I told myself that I would do my best to try to keep up with this blog. As my wife put it, it's going to be a record for our daughter and I don't want it to be a patchwork of memories. I am hoping that this will be somewhat continuous and flow easily (although I can't promise anything).
While I have to admit that there were some frustrating times after Isla was born, I think that was due more to a lack of sleep than Isla crying or being fussy. She is actually one of the most content little babies that I have ever seen. It was hard at first to get any real sleep, but Heather and I eventually figured out a schedule where I would get up during the night so she could sleep, and then after Heather left for work, I would get to crash for a few hours. Most of the time, with eyes barely open, I would make my way to Isla's room in the middle of the night (getting through our obstacle course in the apartment was a task in itself), feed her and rock her to sleep. Easy enough. It was the few nights in between all of the easy ones that would make it frustrating. It seemed that no matter what I tried, Isla would wriggle and squirm and cry. I didn't do anything different from any other night, so how could I be doing something wrong?

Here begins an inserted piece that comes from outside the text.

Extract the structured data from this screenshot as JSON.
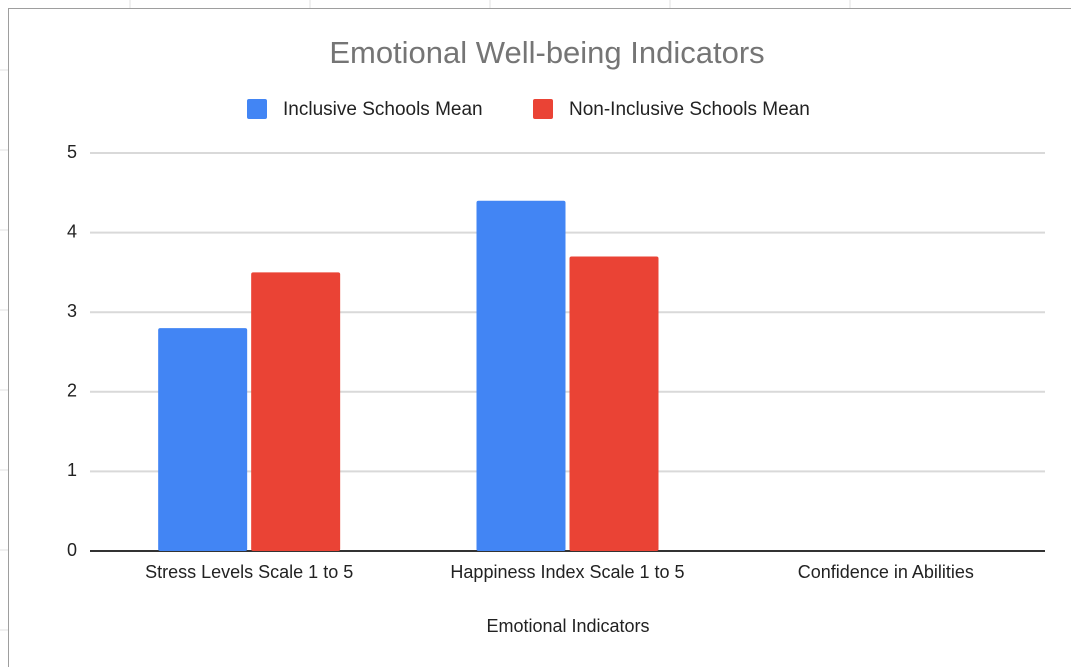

{such a sweet little girl}
It wasn't until at least several weeks after Isla was born that I had my "Ah-ha!" moment. After feeding Isla one night and doing my best to rock and sing every lullaby under the sun, Isla began her ritual of doing her best to break free. I have always been afraid of both letting her slip out of my arms and squeezing to tight, but when she attempted to escape, I held her a little more firmly and it seemed to calm her down. I couldn't believe something worked! I felt like I had to hold my breath and not make any sudden movements....it took all of five minutes to get her back to sleep from that point. And from that night on, I was the self-proclaimed master of getting our daughter back to sleep. And if you were to ask me what my favorite item is that we got for Isla, I wouldn't hesitate to say "The Sleep Sack!". It's an easy choice when, at 13 weeks, she's sleeping about 10 hours straight during the night.